Un qubit supraconducteur comme capteur ultrasensible dans le domaine radiofréquence

Une équipe du LKB a fabriqué un qubit supraconducteur dont la fréquence est la plus basse jamais réalisée, et qui permettra de réaliser des expériences impliquant des systèmes quantiques macroscopiques.

Le qubit transmon supraconducteur1 est un type particulier de qubit sur puce électronique couramment utilisé en informatique quantique. Il fonctionne généralement à des fréquences de l’ordre de plusieurs milliards de hertz, comme les smartphones 5G. Un signal micro-onde à une telle fréquence excite les transitions entre les états du qubit et permet de le contrôler. Une collaboration entre l’équipe Optomécanique et Mesures Quantiques du LKB, le LPENS, le CEA et l’INRIA a introduit une alternative novatrice à basse fréquence : un qubit supraconducteur fonctionnant à 1,8 million de hertz (MHz), établissant ainsi un nouveau record de basse fréquence pour ce type de dispositif. L’avantage de cette approche est que ce qubit pourrait interagir directement avec des résonateurs mécaniques vibrants à des fréquences similaires, permettant ainsi d’explorer des phénomènes quantiques à l’échelle macroscopique.
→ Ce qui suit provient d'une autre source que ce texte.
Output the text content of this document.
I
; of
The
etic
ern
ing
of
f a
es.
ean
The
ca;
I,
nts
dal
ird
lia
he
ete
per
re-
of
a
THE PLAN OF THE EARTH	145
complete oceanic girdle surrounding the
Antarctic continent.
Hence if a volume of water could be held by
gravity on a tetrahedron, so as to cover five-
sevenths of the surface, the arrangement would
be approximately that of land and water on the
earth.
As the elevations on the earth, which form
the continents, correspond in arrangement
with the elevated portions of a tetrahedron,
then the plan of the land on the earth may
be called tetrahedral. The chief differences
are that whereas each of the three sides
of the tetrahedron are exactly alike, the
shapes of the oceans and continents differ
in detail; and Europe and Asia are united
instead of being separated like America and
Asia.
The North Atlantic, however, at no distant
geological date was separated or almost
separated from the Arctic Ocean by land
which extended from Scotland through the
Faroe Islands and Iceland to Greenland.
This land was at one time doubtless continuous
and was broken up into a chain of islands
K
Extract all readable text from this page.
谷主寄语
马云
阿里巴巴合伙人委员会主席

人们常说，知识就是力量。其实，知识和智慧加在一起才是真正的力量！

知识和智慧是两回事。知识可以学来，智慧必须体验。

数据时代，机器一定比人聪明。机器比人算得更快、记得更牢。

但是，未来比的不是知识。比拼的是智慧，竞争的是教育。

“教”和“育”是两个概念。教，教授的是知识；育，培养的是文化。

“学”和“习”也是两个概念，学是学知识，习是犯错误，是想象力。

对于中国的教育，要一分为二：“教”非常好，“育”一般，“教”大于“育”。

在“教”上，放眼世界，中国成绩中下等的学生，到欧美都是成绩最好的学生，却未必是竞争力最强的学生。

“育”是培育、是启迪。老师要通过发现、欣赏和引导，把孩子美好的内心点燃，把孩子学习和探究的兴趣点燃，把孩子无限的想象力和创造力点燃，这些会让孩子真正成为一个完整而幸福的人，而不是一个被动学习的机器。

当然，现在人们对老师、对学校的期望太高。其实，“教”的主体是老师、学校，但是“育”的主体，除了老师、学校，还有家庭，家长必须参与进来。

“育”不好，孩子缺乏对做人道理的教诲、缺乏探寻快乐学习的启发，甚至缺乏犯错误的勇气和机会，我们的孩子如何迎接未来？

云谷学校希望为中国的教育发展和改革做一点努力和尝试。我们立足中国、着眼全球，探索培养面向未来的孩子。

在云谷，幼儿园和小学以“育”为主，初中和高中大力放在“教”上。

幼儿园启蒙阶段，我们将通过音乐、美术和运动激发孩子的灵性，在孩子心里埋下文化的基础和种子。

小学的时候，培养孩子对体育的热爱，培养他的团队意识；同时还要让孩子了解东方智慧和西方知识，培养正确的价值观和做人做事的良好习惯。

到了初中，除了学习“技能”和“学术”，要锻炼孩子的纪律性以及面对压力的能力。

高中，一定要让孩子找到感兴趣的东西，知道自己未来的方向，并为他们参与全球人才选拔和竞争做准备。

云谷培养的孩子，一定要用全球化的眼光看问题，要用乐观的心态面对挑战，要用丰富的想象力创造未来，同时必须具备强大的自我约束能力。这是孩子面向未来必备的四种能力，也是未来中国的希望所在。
L’approche mise en œuvre consiste à utiliser un qubit fluxonium, qui avait déjà été démontré avec une fréquence de 14 MHz en 2021. Le qubit fluxonium comprend une boucle supraconductrice constituée d’une centaine de jonctions Josephson2, les deux états du qubit correspondant à des courants circulant dans la boucle dans le sens des aiguilles d’une montre et dans le sens inverse. La fréquence de transition est déterminée par la force du champ magnétique traversant la boucle.

Abaisser la fréquence de fonctionnement du qubit fluxonium posait des défis spécifiques, en raison du bruit thermique environnemental et des fluctuations du champ magnétique, qui pourraient compromettre ses propriétés quantiques. Pour y remédier, l’équipe a utilisé une technique de refroidissement inspirée des systèmes d’atomes froids et a ajusté le champ magnétique pour induire des états de chat de Schrödinger dans le qubit. Ces derniers sont connus pour leur résilience aux fluctuations du champ magnétique. Cette méthode a permis d’abaisser d’un facteur dix la fréquence de fonctionnement du qubit. De plus, les résultats expérimentaux démontrent la sensibilité exceptionnelle du qubit en tant que capteur de charge, capable de détecter de minuscules fluctuations quantiques dans une membrane.

Ces résultats sont publiés dans Physical Review X
https://journals.aps.org/prx/abstract/10.1103/PhysRevX.14.011007

 

1 Un qubit transmon est un circuit électrique supraconducteur composé d’une inductance non linéaire (appelée jonction Josephson2), c’est-à-dire dont l’impédance dépend du courant, associée en parallèle avec un condensateur de grande capacité.

2 Dans le domaine des circuits supraconducteurs, la jonction Josephson est une barrière de potentiel pour les électrons, à travers laquelle ils peuvent passer par effet tunnel. Elle est composée de deux couches supraconductrices séparées par une couche d’oxyde isolant. Suivant les paramètres choisis, elle peut se comporter comme une inductance linéaire ou non linéaire.